Knicks sensation Jeremy Lin won’t have to sleep on that East Village (or is it Lower East Side?) couch anymore: The Daily News hears he has leased a two-bedroom apartment in… White Plains?
Capital New York profiles “reissue king” Josh Rosenthal, a former East Villager who relocated Tompkins Square Records, “one of the top reissue and compilation labels around,” to San Francisco a year ago.
The Times awards three stars to Il Buco Alimentari e Vineria. Pete Wells writes: “In truth, there were a dozen little tastes that made me fall for this restaurant, which opened on Great Jones Street four months ago and has become New York’s most complete realization so far of a powerful myth: the simple and convivial spot that tastes just like Italy.”
And the neighborhood will get a couple more Italian restaurants: Eater reports that Porcellino will open at 308 East Sixth street and an Italian spot will open in the Resto Leon space at 351 East 12th Street.
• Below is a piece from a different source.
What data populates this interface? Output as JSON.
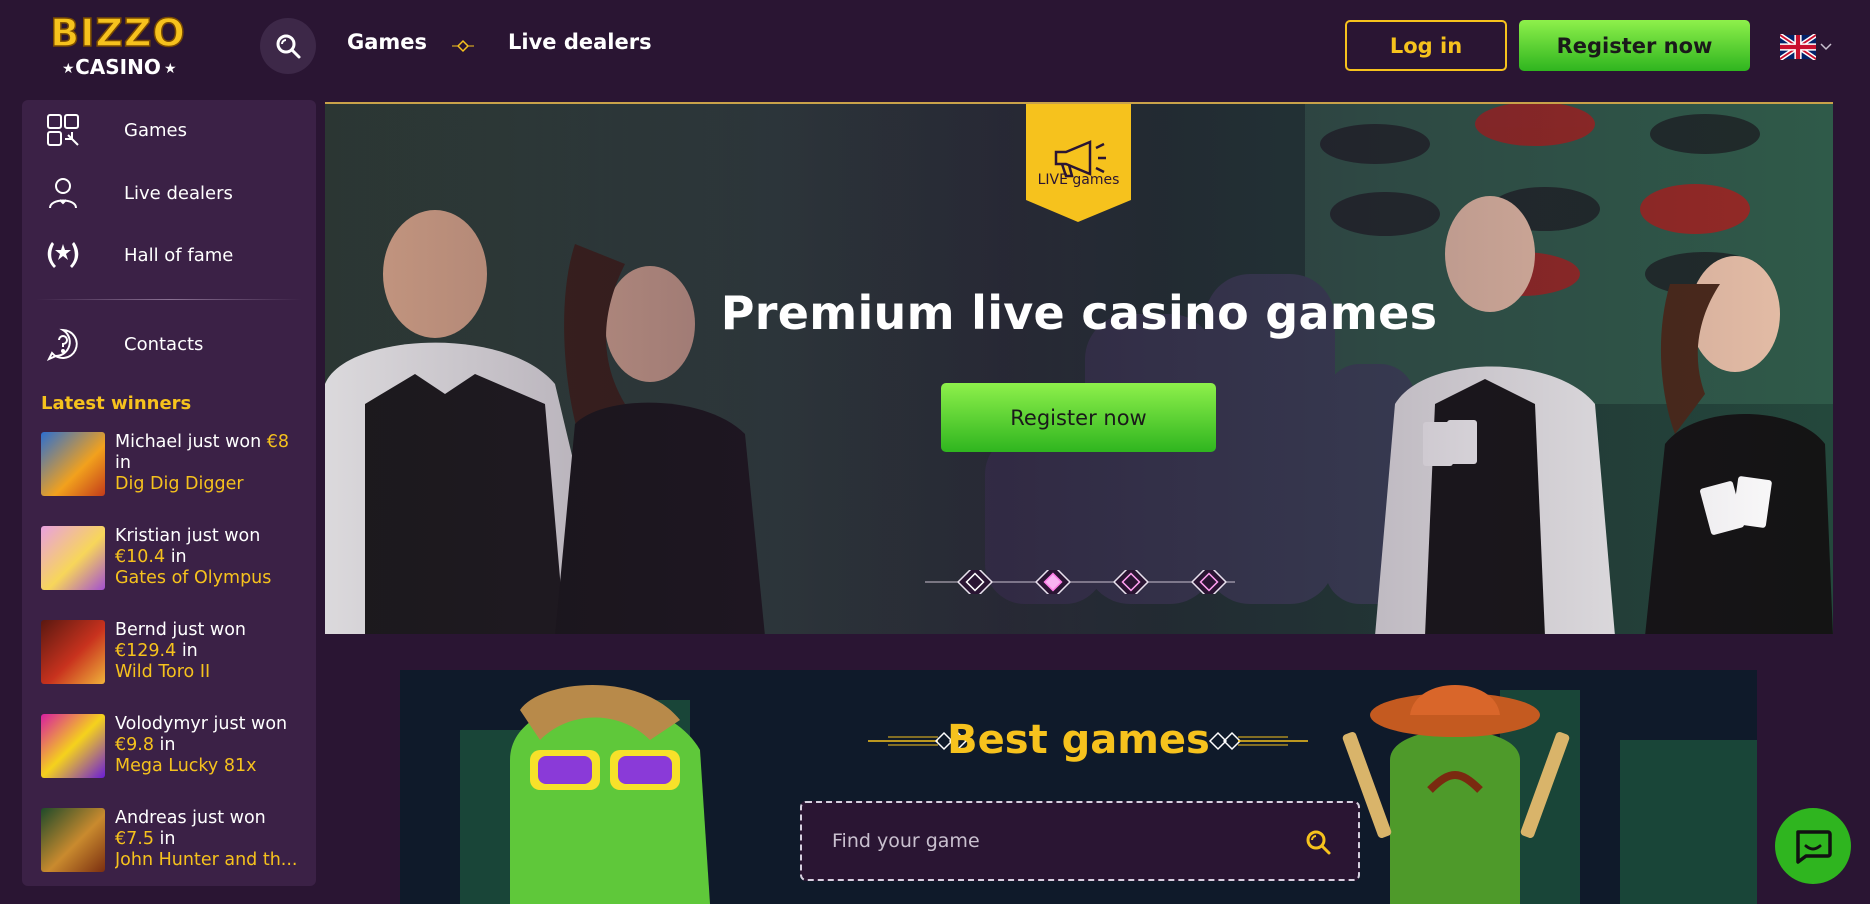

Grub Street lists the latest cocktail-inspired cupcakes at Jane’s Sweet Buns: “Champagne, pumpkin olive-oil, and chocolate cola, and each has a choice of frosting in flavors like Ramos gin fizz.”
The Times notes that “smoked ice cubes are falling into cocktails in Boston, California and, yes, Portland, Ore.” Last week The Local noted a trend of smoked and flaming drinks in the East Village, and the Dining section uncovers one more local mixologist playing with fire: “Greg Seider, owner of the Summit Bar in the East Village and a cocktail consultant, uses a secret ingredient he calls Bonfire (a Lapsang souchong nettle tincture) to season the Restoration, a drink at Le Bernardin made with butter-infused Calvados and caraway agave.”